Okay, kiddies, repeat after me: A streetcar is not a Trax line. Streetcars share
the road with cars; they don't have their own lanes in the middle of the
street. They're designed to work somewhat similar to a bus, but with the
difference that they're permanent where bus routes can and do change.
Streetcars drive foot traffic to businesses along their route, and that's
what the Sugarhouse streetcar is meant to do--get more cars off the roads and
shoppers (and some commuters) onto the streetcar. When the Sugarhouse streetcar
line is finally completed, I think it will most likely go down 1100 E to 9th
South, down through the 9th and 9th shopping district, then turn north on either
7th or 6th East, past Trolley Square, and meet up with the Trax system at the
Trolley Square stop on 400 S and 600 E.--a "shopping loop."
The 1100 East trolley falls into the category of "If it ain't broke,
don't fix it." What pressing problem is this line supposed to solve?
If it's for Westminster students and/or local residents to get downtown
without having to drive a car, they can walk 10 minutes to the Sugarhouse TRAX
station, once that is built (and how many will opt to take this alternative @
$2.50 a pop each way and about an hour's time with transfers?). Will it
help businesses along 11th East? Doubtful. Will it eliminate parking along
11th East, which is already scarce? Probably. Will it help solve traffic
congestion on 11th East? No, it will just add another very large vehicle to the
flow.I can only conclude that this boondoggle is to satisfy the
delusions of grandeur of Mayor Becker and the city council members who voted for
it. At our expense. Too bad they didn't have their own skin in the game.
I'm all for mass transit in appropriate circumstances, but this one was a
solution that will only exacerbate the problem, if there even is a problem.

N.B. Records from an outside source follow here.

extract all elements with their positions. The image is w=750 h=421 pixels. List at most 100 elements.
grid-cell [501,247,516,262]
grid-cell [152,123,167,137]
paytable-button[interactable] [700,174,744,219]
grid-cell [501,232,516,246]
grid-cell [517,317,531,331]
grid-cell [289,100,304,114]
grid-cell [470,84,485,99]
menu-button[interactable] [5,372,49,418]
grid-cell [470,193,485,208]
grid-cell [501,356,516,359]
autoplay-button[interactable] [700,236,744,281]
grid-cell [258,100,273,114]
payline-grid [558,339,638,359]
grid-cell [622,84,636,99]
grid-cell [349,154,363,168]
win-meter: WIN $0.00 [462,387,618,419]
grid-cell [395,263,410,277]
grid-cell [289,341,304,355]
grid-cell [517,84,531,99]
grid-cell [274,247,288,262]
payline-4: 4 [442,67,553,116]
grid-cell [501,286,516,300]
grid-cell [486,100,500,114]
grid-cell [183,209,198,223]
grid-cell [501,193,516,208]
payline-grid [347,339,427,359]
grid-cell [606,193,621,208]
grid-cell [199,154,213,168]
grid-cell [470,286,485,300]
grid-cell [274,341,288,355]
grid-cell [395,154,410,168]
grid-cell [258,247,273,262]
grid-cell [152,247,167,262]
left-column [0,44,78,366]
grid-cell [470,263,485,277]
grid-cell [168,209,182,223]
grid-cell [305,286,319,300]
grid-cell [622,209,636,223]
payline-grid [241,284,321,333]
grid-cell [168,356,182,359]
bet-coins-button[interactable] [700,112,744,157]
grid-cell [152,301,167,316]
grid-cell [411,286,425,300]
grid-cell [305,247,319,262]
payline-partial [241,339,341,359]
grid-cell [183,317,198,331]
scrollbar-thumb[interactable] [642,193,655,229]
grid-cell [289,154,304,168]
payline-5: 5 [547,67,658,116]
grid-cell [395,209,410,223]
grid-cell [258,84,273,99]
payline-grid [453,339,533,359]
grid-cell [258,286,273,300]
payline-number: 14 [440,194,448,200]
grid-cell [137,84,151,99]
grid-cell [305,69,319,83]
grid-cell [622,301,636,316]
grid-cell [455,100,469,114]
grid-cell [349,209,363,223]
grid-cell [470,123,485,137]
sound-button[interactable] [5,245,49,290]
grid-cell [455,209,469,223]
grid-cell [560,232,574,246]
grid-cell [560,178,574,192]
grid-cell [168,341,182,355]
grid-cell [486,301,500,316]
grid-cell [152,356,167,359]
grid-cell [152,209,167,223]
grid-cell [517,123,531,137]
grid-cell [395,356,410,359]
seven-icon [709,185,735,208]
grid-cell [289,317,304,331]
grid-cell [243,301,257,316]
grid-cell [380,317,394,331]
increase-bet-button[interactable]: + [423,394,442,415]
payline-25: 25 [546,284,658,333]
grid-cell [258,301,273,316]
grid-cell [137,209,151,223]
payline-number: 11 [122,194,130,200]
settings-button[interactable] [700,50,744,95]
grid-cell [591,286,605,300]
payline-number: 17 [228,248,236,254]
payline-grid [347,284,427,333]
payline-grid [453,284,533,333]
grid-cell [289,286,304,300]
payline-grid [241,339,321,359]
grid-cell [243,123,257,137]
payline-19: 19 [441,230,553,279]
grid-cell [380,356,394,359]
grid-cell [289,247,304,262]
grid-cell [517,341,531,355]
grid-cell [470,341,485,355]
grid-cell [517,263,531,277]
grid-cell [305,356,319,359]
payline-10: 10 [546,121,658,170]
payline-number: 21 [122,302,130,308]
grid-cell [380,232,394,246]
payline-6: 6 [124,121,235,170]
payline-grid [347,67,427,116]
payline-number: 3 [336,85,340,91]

Martin BlankIf they are designed to work as a bus... why not use a bus?If the bus approach works.. why go to the expense and inconvenience of digging
up the roads to put tracks in, moving the infrastructure around permanently to
accomodate trains in the streets? Why not just add more buses?You
can change bus routes as pulations and needs change EASILY. Trains are much
harder to re-route. It takes years and lots and lots of $$$.I used
to consult on traffic and mass transit nationally and while we were putting our
TRAX in place Charlotte NC decided that they couldn't afford the light rail
route so they opted to go with BRT (Bus Rapid Transit) instead. They created
new lanes on the main freeways and only allowed buses in these lanes (like light
rail but with buses instead of trains). No new trains to buy. Not tracks to
install. And they can change the routes as needs change. Use the lanes for
regular trafic during off-peak hours, etc. It worked for them. Seems like it
could work on 1100 E.
2 bits--you may have missed my point. Streetcars are meant to be permanent
precisely because they then drive business and residential development. You see
that all along the Trax line today because the Trax line is permanent. No
one's going to build something like the Fairbourne Station development in
WVC, the Fireclay development in Murray, or 2150 S Main in SLC along a bus
line--there's always the chance that the bus route will change and then
where will your customers come from? Farmington's Station Crossing is the
same thing, but built because of the FrontRunner station. Permanence helps build
a business district, and will help Sugarhouse in the same way. As I mentioned
above, the ultimate end of this streetcar line should be a "shopping
tour" of Sugarhouse, 9th and 9th, and Trolley Square. As this is built, more
small boutiques and other businesses will crop up along the route (which already
has quite a few), and will enhance the streetcar line.